Earvin "Magic" Johnson Jr. is a retired American professional basketball player who played point guard for the Los Angeles Lakers of the National Basketball Association (NBA). After winning championships in high school and college, Johnson was selected first overall in the 1979 NBA Draft by the Lakers. He won a championship and an NBA Finals Most Valuable Player Award in his rookie season, and won four more championships with the Lakers during the 1980s. Johnson retired abruptly in 1991 after announcing that he had contracted HIV, but returned to play in the 1992 All-Star Game, winning the All-Star MVP Award. After protests from his fellow players, he retired again for four years, but returned in 1996, at age 37, to play 32 games for the Lakers before retiring for the third and final time.
Johnson's career achievements include three NBA MVP Awards, nine NBA Finals appearances, twelve All-Star games, and ten All-NBA First and Second Team nominations. He led the league in regular-season assists four times, and is the NBA's all-time leader in assists per game, with an average of 11.2. Johnson was a member of the "Dream Team", the U.S. basketball team that won the Olympic gold medal in 1992.
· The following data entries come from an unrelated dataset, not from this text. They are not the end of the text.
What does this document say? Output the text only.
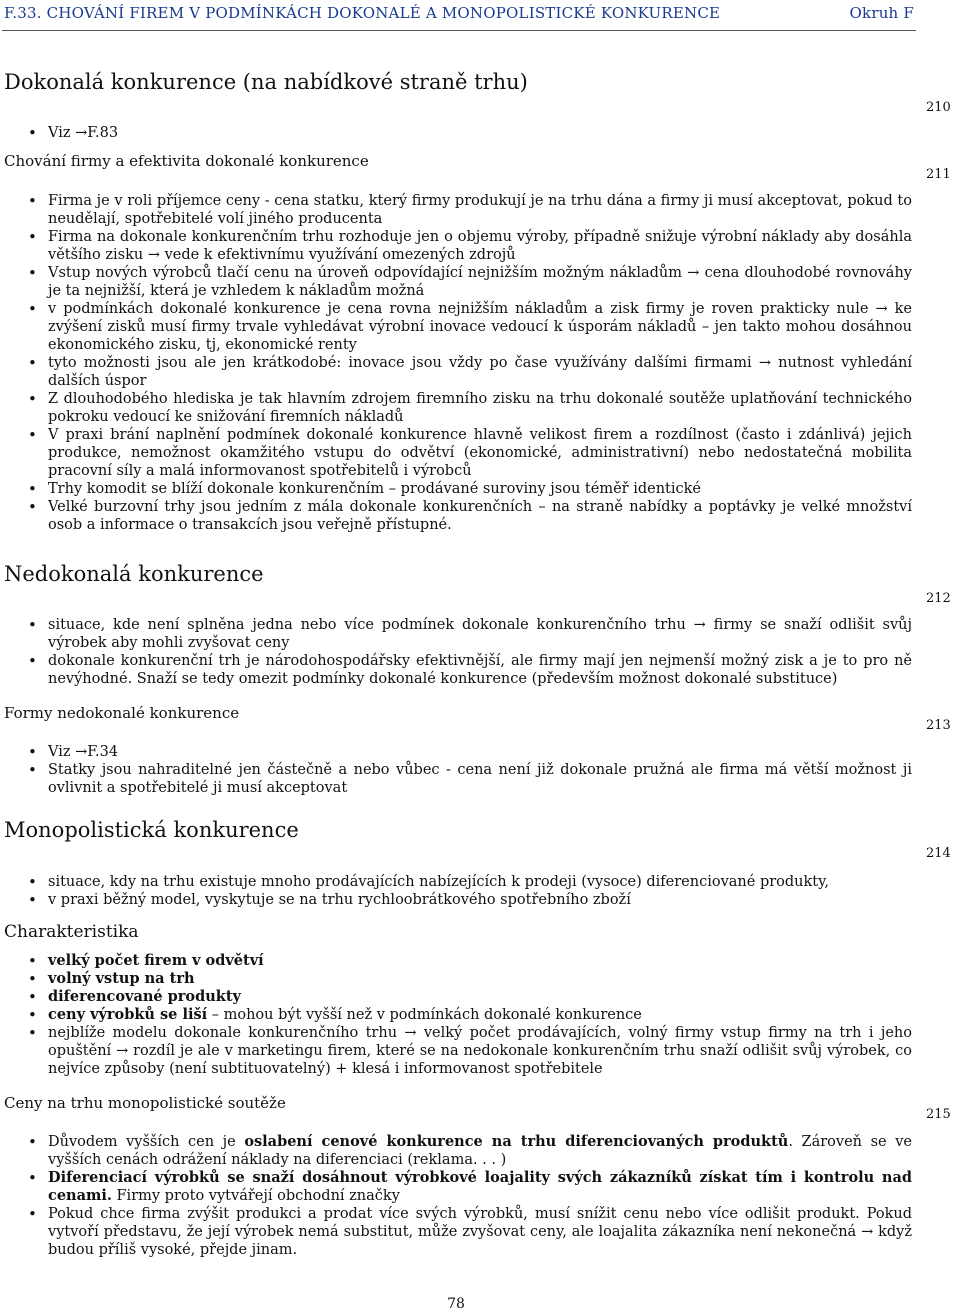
F.33. CHOVÁNÍ FIREM V PODMÍNKÁCH DOKONALÉ A MONOPOLISTICKÉ KONKURENCE	Okruh F
210
211
212
213
214
215
Dokonalá konkurence (na nabídkové straně trhu)
• Viz →F.83
Chování firmy a efektivita dokonalé konkurence
• Firma je v roli příjemce ceny - cena statku, který firmy produkují je na trhu dána a firmy ji musí akceptovat, pokud to neudělají, spotřebitelé volí jiného producenta
• Firma na dokonale konkurenčním trhu rozhoduje jen o objemu výroby, případně snižuje výrobní náklady aby dosáhla většího zisku → vede k efektivnímu využívání omezených zdrojů
• Vstup nových výrobců tlačí cenu na úroveň odpovídající nejnižším možným nákladům → cena dlouhodobé rovnováhy je ta nejnižší, která je vzhledem k nákladům možná
• v podmínkách dokonalé konkurence je cena rovna nejnižším nákladům a zisk firmy je roven prakticky nule → ke zvýšení zisků musí firmy trvale vyhledávat výrobní inovace vedoucí k úsporám nákladů – jen takto mohou dosáhnou ekonomického zisku, tj, ekonomické renty
• tyto možnosti jsou ale jen krátkodobé: inovace jsou vždy po čase využívány dalšími firmami → nutnost vyhledání dalších úspor
• Z dlouhodobého hlediska je tak hlavním zdrojem firemního zisku na trhu dokonalé soutěže uplatňování technického pokroku vedoucí ke snižování firemních nákladů
• V praxi brání naplnění podmínek dokonalé konkurence hlavně velikost firem a rozdílnost (často i zdánlivá) jejich produkce, nemožnost okamžitého vstupu do odvětví (ekonomické, administrativní) nebo nedostatečná mobilita pracovní síly a malá informovanost spotřebitelů i výrobců
• Trhy komodit se blíží dokonale konkurenčním – prodávané suroviny jsou téměř identické
• Velké burzovní trhy jsou jedním z mála dokonale konkurenčních – na straně nabídky a poptávky je velké množství osob a informace o transakcích jsou veřejně přístupné.
Nedokonalá konkurence
• situace, kde není splněna jedna nebo více podmínek dokonale konkurenčního trhu → firmy se snaží odlišit svůj výrobek aby mohli zvyšovat ceny
• dokonale konkurenční trh je národohospodářsky efektivnější, ale firmy mají jen nejmenší možný zisk a je to pro ně nevýhodné. Snaží se tedy omezit podmínky dokonalé konkurence (především možnost dokonalé substituce)
Formy nedokonalé konkurence
• Viz →F.34
• Statky jsou nahraditelné jen částečně a nebo vůbec - cena není již dokonale pružná ale firma má větší možnost ji ovlivnit a spotřebitelé ji musí akceptovat
Monopolistická konkurence
• situace, kdy na trhu existuje mnoho prodávajících nabízejících k prodeji (vysoce) diferenciované produkty,
• v praxi běžný model, vyskytuje se na trhu rychloobrátkového spotřebního zboží
Charakteristika
• velký počet firem v odvětví
• volný vstup na trh
• diferencované produkty
• ceny výrobků se liší – mohou být vyšší než v podmínkách dokonalé konkurence
• nejblíže modelu dokonale konkurenčního trhu → velký počet prodávajících, volný firmy vstup firmy na trh i jeho opuštění → rozdíl je ale v marketingu firem, které se na nedokonale konkurenčním trhu snaží odlišit svůj výrobek, co nejvíce způsoby (není subtituovatelný) + klesá i informovanost spotřebitele
Ceny na trhu monopolistické soutěže
• Důvodem vyšších cen je oslabení cenové konkurence na trhu diferenciovaných produktů. Zároveň se ve vyšších cenách odrážení náklady na diferenciaci (reklama. . . )
• Diferenciací výrobků se snaží dosáhnout výrobkové loajality svých zákazníků získat tím i kontrolu nad cenami. Firmy proto vytvářejí obchodní značky
• Pokud chce firma zvýšit produkci a prodat více svých výrobků, musí snížit cenu nebo více odlišit produkt. Pokud vytvoří představu, že její výrobek nemá substitut, může zvyšovat ceny, ale loajalita zákazníka není nekonečná → když budou příliš vysoké, přejde jinam.
78
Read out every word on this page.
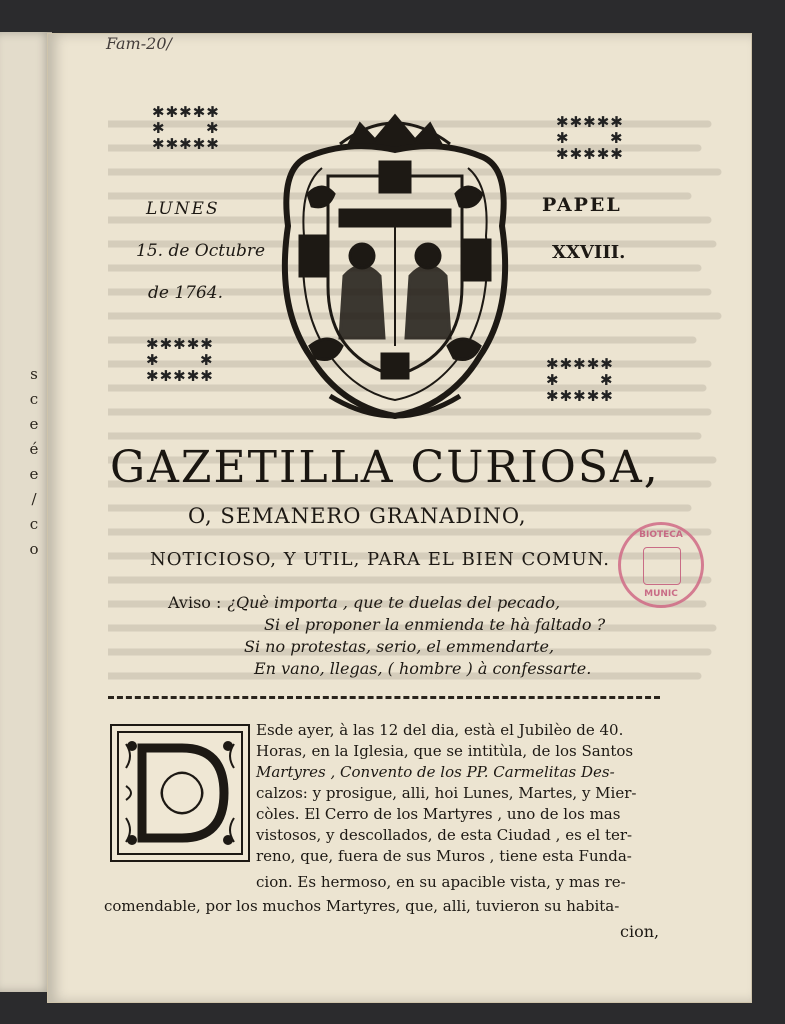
s
c
e
é
e
/
c
o
Fam-20/
✱✱✱✱✱
✱       ✱
✱✱✱✱✱
✱✱✱✱✱
✱       ✱
✱✱✱✱✱
✱✱✱✱✱
✱       ✱
✱✱✱✱✱
✱✱✱✱✱
✱       ✱
✱✱✱✱✱
LUNES
15. de Octubre
de 1764.
PAPEL
XXVIII.
GAZETILLA CURIOSA,
O, SEMANERO GRANADINO,
NOTICIOSO, Y UTIL, PARA EL BIEN COMUN.
BIOTECA
MUNIC
Aviso : ¿Què importa , que te duelas del pecado,
Si el proponer la enmienda te hà faltado ?
Si no protestas, serio, el emmendarte,
En vano, llegas, ( hombre ) à confessarte.
Esde ayer, à las 12 del dia, està el Jubilèo de 40.
Horas, en la Iglesia, que se intitùla, de los Santos
Martyres , Convento de los PP. Carmelitas Des-
calzos: y prosigue, alli, hoi Lunes, Martes, y Mier-
còles. El Cerro de los Martyres , uno de los mas
vistosos, y descollados, de esta Ciudad , es el ter-
reno, que, fuera de sus Muros , tiene esta Funda-
cion. Es hermoso, en su apacible vista, y mas re-
comendable, por los muchos Martyres, que, alli, tuvieron su habita-
cion,
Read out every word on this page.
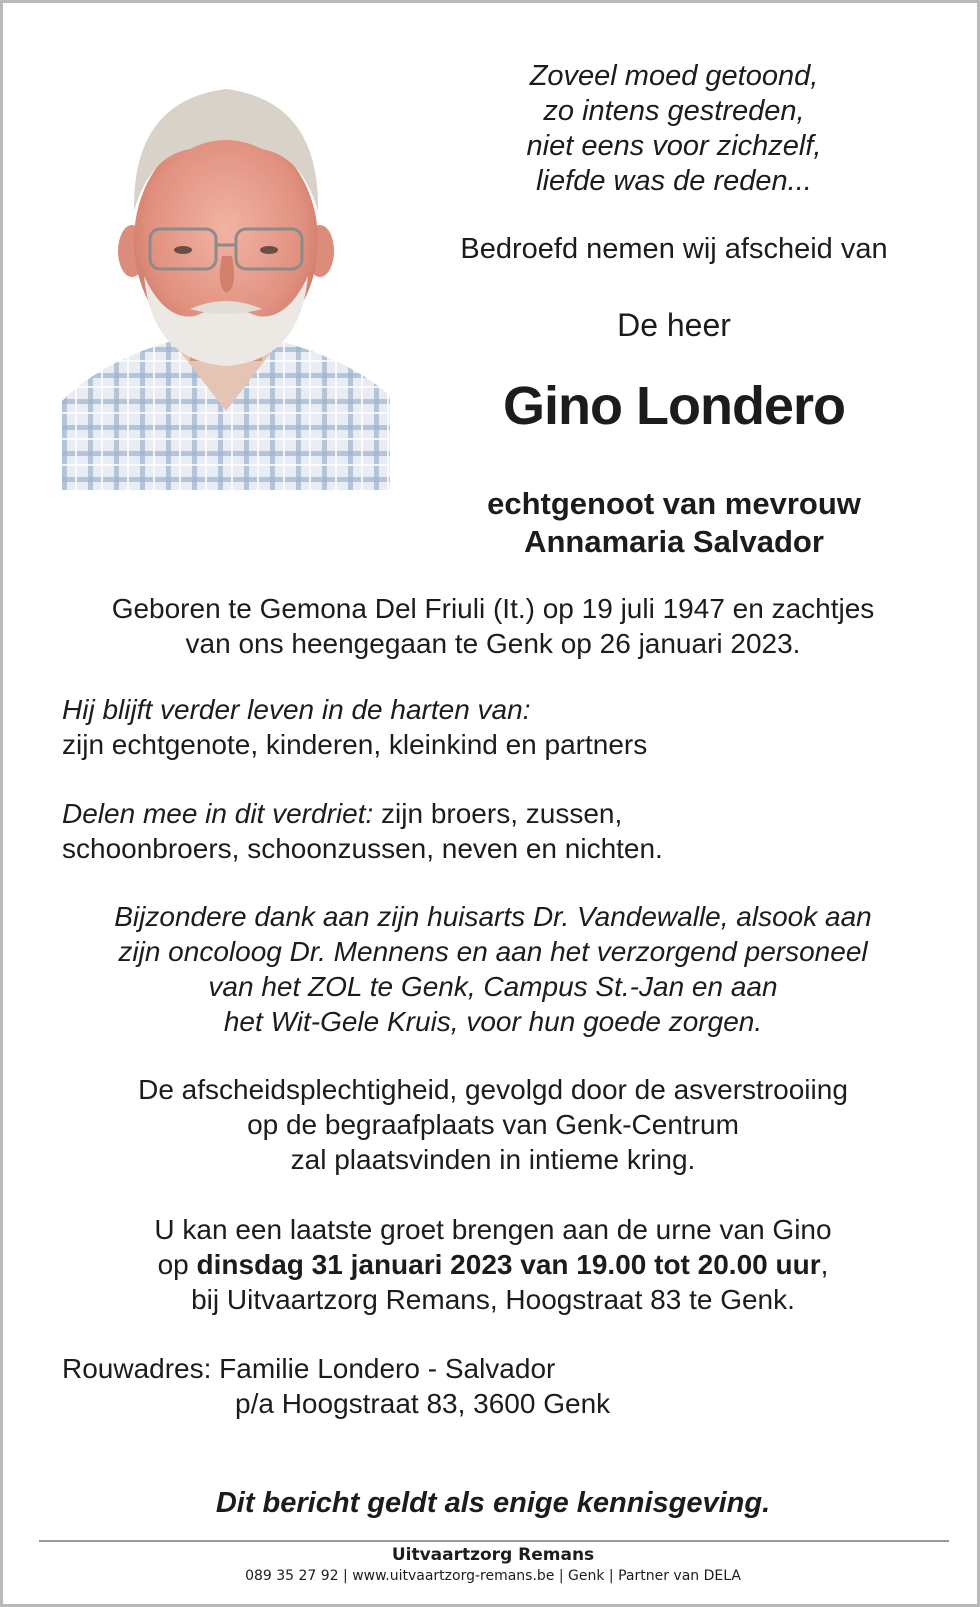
Zoveel moed getoond,
zo intens gestreden,
niet eens voor zichzelf,
liefde was de reden...
Bedroefd nemen wij afscheid van
De heer
Gino Londero
echtgenoot van mevrouw
Annamaria Salvador
Geboren te Gemona Del Friuli (It.) op 19 juli 1947 en zachtjes
van ons heengegaan te Genk op 26 januari 2023.
Hij blijft verder leven in de harten van:
zijn echtgenote, kinderen, kleinkind en partners
Delen mee in dit verdriet: zijn broers, zussen,
schoonbroers, schoonzussen, neven en nichten.
Bijzondere dank aan zijn huisarts Dr. Vandewalle, alsook aan
zijn oncoloog Dr. Mennens en aan het verzorgend personeel
van het ZOL te Genk, Campus St.-Jan en aan
het Wit-Gele Kruis, voor hun goede zorgen.
De afscheidsplechtigheid, gevolgd door de asverstrooiing
op de begraafplaats van Genk-Centrum
zal plaatsvinden in intieme kring.
U kan een laatste groet brengen aan de urne van Gino
op dinsdag 31 januari 2023 van 19.00 tot 20.00 uur,
bij Uitvaartzorg Remans, Hoogstraat 83 te Genk.
Rouwadres: Familie Londero - Salvador
p/a Hoogstraat 83, 3600 Genk
Dit bericht geldt als enige kennisgeving.
Uitvaartzorg Remans
089 35 27 92 | www.uitvaartzorg-remans.be | Genk | Partner van DELA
Johnson was honored as one of the 50 Greatest Players in NBA History in 1996, and enshrined in the Basketball Hall of Fame in 2002. He was rated the greatest NBA point guard of all time by ESPN in 2007. His friendship and rivalry with Boston Celtics star Larry Bird, whom he faced in the 1979 NCAA finals and three NBA championship series, were well documented. Since his retirement, Johnson has been an advocate for HIV/AIDS prevention and safe sex, as well as an entrepreneur, philanthropist and motivational speaker.